Andar o fazia esquecer a dor que sentia no coração quando lembrava do Céu. Saudades era um sentimento muito ruim.
Nas ruas estreitas e escuras estavam os bêbados e drogados jogados no chão úmido. Ele se esquivava ao máximo de cada um. Tentava com toda sua força não sentir pena de cada. Até porque um anjo não devia ter sentimentos tão profundos por humanos que cavaram a própria cova.
Mas agora ele sabia a sensação dos mortais: o prazer, a dor e a felicidade. Tentação.
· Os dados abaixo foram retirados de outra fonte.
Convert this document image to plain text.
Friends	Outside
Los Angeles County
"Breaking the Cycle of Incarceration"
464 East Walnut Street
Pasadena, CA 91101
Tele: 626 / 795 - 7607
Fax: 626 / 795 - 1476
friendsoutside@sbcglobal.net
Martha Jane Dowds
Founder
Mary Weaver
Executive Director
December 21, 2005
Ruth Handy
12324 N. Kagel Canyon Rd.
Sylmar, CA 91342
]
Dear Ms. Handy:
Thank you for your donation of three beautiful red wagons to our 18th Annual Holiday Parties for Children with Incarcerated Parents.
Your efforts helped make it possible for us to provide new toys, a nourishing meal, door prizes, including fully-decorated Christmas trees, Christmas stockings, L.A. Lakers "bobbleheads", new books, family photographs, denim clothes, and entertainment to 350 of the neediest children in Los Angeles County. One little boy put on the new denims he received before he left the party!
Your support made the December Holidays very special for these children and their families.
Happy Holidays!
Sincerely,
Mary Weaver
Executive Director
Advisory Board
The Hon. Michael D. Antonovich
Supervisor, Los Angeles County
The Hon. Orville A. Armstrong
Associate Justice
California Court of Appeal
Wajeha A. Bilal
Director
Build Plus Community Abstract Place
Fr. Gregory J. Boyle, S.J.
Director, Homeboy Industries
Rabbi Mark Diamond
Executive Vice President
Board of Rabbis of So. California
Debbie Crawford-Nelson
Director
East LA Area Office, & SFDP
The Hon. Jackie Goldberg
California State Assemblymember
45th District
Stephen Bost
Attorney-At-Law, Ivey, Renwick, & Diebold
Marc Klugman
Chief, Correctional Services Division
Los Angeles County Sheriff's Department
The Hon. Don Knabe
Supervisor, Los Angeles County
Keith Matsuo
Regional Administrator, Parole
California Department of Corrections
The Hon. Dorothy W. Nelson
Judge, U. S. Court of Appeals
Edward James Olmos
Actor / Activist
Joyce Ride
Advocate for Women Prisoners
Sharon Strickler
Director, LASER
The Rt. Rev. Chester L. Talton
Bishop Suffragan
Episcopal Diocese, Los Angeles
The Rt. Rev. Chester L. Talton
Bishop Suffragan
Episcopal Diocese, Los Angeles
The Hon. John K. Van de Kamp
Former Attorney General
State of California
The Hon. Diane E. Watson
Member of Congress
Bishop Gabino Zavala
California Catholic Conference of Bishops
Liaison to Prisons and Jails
Caminhando entre as ruelas chegou até o centro. Os grandes prédios novos não combinavam com os casebres e vilas da região pobre da cidade. Seguia pela calçada, o mais próximo das lojas com a intenção de o vento não chegar perto.
Então, já cansado de andar por quadras, encostou-se em lugar qualquer e observou um casal que brigava por questão de ciúmes. Riu, achava o relacionamento amoroso dos humanos tão ridículo. - No céu, quando dois anjos se apaixonavam eram feito votos de marcas na pele, na Terra um anel no dedo anelar. - Mas toda sua atenção se foi quando ouviu o som alto das sirenes e uma gritaria. Estava tão curioso, não custava nada ir atrás para ver o que era.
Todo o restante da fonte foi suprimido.